Modification issues are part of the 5.4+ mainline kernel. They have been backported to many of the available kernels.

  • Linux-stable: 4.14.154+, 4.19.84+, 5.3.9+
  • Ubuntu: 4.15.0-67+, 5.3.0-24+
  • Redhat Enterprise Linux:
    1. RHEL 7: 3.10.0-1062.8.1.el7+
    2. RHEL 8: 4.18.0-147.2.1.el8_1+
  • CoreOS: v4.19.84+

The bug has been fixed and merged into the kernel of Linux distributions running 4.19 or later.

However, in reading the kubernetes issue, we can see that various Linux projects have been referencing this issue, so I guess some Linux distributions still have this bug and are working on integrating a fix. and are working on integrating a fix.

If your Linux distribution has a kernel version lower than 4.19, I suggest you upgrade to the latest Linux distribution for your node, but in any case, you should try to remove the CPU limit and see if there are any limitations.

6. Summary

Monitor your containers for poor performance due to throttle, if it does happen, it is best to solve it by upgrading the kernel version in batches, if that is not possible, you can do the following.

unrestricted (personally, I don’t think this is a good idea)

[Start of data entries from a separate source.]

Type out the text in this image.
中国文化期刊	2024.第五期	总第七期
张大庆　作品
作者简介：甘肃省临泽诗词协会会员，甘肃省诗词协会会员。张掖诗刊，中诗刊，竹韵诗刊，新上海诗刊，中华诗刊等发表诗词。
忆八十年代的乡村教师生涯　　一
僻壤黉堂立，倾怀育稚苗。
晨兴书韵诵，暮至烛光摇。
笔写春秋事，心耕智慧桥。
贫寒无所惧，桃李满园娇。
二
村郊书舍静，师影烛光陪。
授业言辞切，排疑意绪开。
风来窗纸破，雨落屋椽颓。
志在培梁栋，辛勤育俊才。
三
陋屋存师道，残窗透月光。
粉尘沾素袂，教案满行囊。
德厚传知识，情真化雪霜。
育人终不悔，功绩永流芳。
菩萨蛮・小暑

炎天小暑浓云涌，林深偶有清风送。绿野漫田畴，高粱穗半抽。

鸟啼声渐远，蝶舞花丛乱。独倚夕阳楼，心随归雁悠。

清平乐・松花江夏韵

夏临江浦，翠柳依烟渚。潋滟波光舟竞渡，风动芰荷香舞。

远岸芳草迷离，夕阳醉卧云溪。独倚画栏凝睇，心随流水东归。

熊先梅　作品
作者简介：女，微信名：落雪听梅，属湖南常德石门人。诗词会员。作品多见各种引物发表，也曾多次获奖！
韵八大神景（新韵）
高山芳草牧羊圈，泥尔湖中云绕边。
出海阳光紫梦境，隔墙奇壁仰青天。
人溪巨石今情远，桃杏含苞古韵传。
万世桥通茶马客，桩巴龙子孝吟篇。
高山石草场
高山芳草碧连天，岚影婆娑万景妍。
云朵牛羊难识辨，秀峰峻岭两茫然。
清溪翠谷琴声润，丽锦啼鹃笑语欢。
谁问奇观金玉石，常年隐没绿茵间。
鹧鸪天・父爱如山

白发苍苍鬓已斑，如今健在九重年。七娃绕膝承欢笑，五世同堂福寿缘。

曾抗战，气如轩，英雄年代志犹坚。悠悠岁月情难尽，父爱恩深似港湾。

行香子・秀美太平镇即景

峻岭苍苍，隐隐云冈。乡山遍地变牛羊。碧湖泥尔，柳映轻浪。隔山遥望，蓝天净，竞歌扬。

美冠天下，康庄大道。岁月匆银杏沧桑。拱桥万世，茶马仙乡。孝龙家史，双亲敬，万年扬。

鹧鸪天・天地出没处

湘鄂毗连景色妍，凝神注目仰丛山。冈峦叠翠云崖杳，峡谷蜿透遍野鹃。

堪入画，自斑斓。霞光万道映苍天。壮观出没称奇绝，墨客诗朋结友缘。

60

  • Pods with performance requirements are scheduled to nodes with specific taint.
  • Remove CPU limits for these Pods, consider adding limits at the namespace level.

add resources

Also CPU throttle throttling is mainly due to lower CPU limits. Its limits affect the behavior of Cgroups. Therefore, a quick solution to this problem is to increase the limit by 10-25% based on monitoring to ensure that spikes are reduced or avoided altogether.

Auto Scaling

Because setting CPU requests and limits to the same value usually gives people the behavior they expect, a simple solution to this problem is to set CPU requests and limits to the same value and add an HPA that allows Pods to automatically scale up and down based on load.